Some villages in India have failed to remain open defecation free (ODF). How do you ensure that rural regions in Ethiopia remain ODF?

Ethiopia's Federal Ministry of Health, along with regional health bureaus and development partners, have developed the Community Led Total Sanitation and Hygeine (CLTSH) Training manual, CLTSH implementation guidelines and an ODF verification and certification protocol. Once toilets are built, their use is verified through verification and certification committees at each level—from kebele (village) to national level. Once ODF state is attained, one of the indicators to ensure that it is sustainable is to judge the performance of kebele, Woreda (district), zone and regional level political leaders. After the declaration of ODF, the toilets are handed to trained environmental and religious leaders from the community. A follow-up flag award is given for the kebele residents based on their ODF status i.e. green for ODF, red for slippage.

Does good sanitation help the health and economic situation of citizens?

Between 2000 and 2016, open defecation reduced from 82 per cent to almost 32 per cent and toilet coverage increased by 50 per cent. Under-five mortality reduced from 166 deaths per 1000 live births to 67 deaths during the same period.

Health benefits are usually considered to be the most significant impacts of hygiene and sanitation, but other factors are also important. Safe, private sanitation facilities can help women and girls to be secure and healthy, can encourage girls' attendance in school past puberty, can help preserve the dignity of disabled people and also can improve the environment.
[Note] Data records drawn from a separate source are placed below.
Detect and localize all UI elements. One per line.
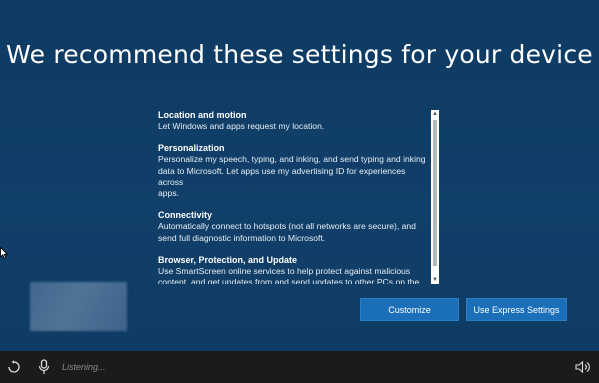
blurred-region (30, 282, 127, 331)
section-body: Personalize my speech, typing, and inkin… (158, 154, 426, 199)
taskbar: Listening... (0, 351, 599, 383)
customize-button[interactable]: Customize (360, 298, 459, 321)
scroll-down-arrow-icon[interactable]: ▼ (431, 276, 439, 284)
microphone-icon[interactable] (36, 359, 52, 375)
scroll-thumb[interactable] (433, 120, 437, 266)
section-connectivity: Connectivity Automatically connect to ho… (158, 210, 432, 244)
page-title: We recommend these settings for your dev… (6, 40, 593, 69)
volume-icon[interactable] (575, 359, 591, 375)
section-body: Let Windows and apps request my location… (158, 121, 325, 131)
section-heading: Location and motion (158, 110, 247, 120)
section-personalization: Personalization Personalize my speech, t… (158, 143, 432, 199)
section-browser-protection: Browser, Protection, and Update Use Smar… (158, 255, 432, 284)
settings-content: Location and motion Let Windows and apps… (158, 110, 432, 284)
use-express-settings-button[interactable]: Use Express Settings (466, 298, 567, 321)
section-location: Location and motion Let Windows and apps… (158, 110, 432, 132)
ease-of-access-icon[interactable] (6, 359, 22, 375)
section-body: Use SmartScreen online services to help … (158, 266, 420, 284)
scroll-up-arrow-icon[interactable]: ▲ (431, 110, 439, 118)
section-heading: Browser, Protection, and Update (158, 255, 298, 266)
section-body: Automatically connect to hotspots (not a… (158, 221, 416, 243)
vertical-scrollbar[interactable]: ▲ ▼ (431, 110, 439, 284)
mouse-pointer-icon (0, 246, 9, 259)
settings-list[interactable]: Location and motion Let Windows and apps… (158, 110, 438, 284)
section-heading: Connectivity (158, 210, 213, 221)
oobe-screen: We recommend these settings for your dev… (0, 0, 599, 351)
listening-status: Listening... (62, 362, 106, 372)
section-heading: Personalization (158, 143, 225, 154)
The effect of poor sanitation in society is not only limited to health but also to an economic and welfare dimension and to the environment. The Economics of Sanitation Initiative (ESI) desk review conducted by professional service firm WSP and the World Bank 2013 indicates that poor sanitation costs Ethiopia Birr 13.5 billion each year, equivalent to about Birr 170 per person per year or 2.1 per cent of the national GDP. Yet, eliminating the bad practice would require only 6 million latrines to be built and used.
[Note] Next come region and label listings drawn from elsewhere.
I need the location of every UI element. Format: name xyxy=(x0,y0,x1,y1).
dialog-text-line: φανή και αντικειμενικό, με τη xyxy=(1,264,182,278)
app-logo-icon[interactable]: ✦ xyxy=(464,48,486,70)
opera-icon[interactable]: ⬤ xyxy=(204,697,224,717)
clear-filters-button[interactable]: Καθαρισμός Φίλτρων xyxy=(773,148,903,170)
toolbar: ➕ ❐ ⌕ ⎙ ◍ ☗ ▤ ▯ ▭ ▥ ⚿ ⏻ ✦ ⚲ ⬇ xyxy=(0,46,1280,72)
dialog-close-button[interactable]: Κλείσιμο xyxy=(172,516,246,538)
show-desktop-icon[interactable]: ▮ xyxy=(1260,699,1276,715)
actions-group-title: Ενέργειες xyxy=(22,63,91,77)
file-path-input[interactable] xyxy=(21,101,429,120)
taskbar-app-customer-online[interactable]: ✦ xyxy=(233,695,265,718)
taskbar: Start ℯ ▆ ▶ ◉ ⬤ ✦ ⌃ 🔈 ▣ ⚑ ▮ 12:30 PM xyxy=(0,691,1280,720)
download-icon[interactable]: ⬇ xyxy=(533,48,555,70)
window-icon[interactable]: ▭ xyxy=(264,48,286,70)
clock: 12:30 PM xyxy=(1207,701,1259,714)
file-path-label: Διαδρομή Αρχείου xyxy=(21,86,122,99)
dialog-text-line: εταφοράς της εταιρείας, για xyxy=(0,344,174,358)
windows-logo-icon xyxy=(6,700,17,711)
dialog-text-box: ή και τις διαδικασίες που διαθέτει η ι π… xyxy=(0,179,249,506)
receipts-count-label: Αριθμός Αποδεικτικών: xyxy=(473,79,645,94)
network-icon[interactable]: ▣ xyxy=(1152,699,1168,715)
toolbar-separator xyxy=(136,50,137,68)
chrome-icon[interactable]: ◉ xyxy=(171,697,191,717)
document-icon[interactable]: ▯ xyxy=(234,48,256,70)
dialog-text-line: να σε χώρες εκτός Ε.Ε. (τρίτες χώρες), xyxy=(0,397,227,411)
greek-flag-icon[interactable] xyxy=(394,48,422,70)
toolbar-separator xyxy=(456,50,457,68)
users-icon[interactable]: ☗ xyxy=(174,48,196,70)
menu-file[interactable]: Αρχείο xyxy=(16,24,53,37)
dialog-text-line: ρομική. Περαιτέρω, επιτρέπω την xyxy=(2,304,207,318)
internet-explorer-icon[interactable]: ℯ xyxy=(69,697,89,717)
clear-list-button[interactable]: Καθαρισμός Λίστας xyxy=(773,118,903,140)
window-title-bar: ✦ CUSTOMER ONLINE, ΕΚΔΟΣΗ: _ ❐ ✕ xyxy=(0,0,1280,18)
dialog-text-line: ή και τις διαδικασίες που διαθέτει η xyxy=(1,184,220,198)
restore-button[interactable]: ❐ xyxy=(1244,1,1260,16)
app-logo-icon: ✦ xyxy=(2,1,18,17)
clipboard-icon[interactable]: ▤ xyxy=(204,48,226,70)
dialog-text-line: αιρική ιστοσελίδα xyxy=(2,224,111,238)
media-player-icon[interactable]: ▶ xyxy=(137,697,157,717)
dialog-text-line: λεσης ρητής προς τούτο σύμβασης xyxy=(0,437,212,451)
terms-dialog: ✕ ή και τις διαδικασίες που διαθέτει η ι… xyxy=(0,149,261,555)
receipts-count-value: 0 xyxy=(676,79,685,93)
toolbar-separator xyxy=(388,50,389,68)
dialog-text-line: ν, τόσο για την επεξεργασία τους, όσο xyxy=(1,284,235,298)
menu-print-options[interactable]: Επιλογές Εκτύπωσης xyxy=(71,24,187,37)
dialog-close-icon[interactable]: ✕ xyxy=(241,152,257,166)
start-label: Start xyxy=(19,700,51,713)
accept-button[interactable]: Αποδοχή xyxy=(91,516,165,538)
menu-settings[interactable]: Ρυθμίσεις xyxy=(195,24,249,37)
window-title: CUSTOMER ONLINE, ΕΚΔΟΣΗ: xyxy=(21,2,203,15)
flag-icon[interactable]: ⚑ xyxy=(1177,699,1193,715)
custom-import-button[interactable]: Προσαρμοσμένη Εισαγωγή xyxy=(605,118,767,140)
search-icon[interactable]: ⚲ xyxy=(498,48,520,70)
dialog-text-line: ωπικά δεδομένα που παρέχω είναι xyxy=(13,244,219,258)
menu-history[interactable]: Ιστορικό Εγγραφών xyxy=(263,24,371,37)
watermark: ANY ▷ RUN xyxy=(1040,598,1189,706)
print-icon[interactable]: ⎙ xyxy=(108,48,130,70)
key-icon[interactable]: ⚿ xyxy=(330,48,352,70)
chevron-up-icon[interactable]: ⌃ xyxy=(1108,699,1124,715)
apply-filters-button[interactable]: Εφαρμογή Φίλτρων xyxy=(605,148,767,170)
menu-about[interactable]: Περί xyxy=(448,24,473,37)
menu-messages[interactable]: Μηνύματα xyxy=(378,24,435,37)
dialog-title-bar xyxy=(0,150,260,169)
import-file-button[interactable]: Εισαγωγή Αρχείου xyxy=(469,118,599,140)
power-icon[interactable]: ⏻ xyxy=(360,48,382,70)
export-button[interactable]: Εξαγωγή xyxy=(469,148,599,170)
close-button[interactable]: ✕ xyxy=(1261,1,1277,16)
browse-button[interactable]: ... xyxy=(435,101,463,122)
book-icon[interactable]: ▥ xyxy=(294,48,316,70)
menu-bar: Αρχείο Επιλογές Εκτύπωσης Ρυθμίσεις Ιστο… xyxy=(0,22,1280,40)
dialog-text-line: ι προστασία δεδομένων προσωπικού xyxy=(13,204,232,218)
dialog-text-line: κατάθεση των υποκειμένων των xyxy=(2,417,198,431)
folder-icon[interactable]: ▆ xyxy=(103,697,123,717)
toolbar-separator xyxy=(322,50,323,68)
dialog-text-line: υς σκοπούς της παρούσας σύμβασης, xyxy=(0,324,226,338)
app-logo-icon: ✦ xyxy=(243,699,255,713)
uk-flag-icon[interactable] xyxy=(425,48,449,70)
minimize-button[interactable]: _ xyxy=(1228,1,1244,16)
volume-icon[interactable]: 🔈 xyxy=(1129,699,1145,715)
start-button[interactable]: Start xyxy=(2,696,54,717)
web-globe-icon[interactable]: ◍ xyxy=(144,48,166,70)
How do you ensure self-disposal of fecal matter in non-sewer areas? Is your country looking in to decentralised wastewater treatment as an option in non-sewer countries?

Almost all rural parts of Ethiopia are non-sewer areas. Self-disposal there is ensured by health extension workers based at the community level. For the non-sewer urban community and urban towns which have sewer systems, the urban municipalities in collaboration with the urban health sector ensure the self-disposal.

The Ethiopian government is currently using traditional decentralised systems in most parts of the country for the treatment of sewage, The operation and maintenance of onsite disposal systems is left to homeowners, which has caused problems because many traditional systems currently in use do not provide a treatment level that is needed to protect public health. But with a rapidly increasing population and decreasing water resources, wastewater is becoming a significant resource.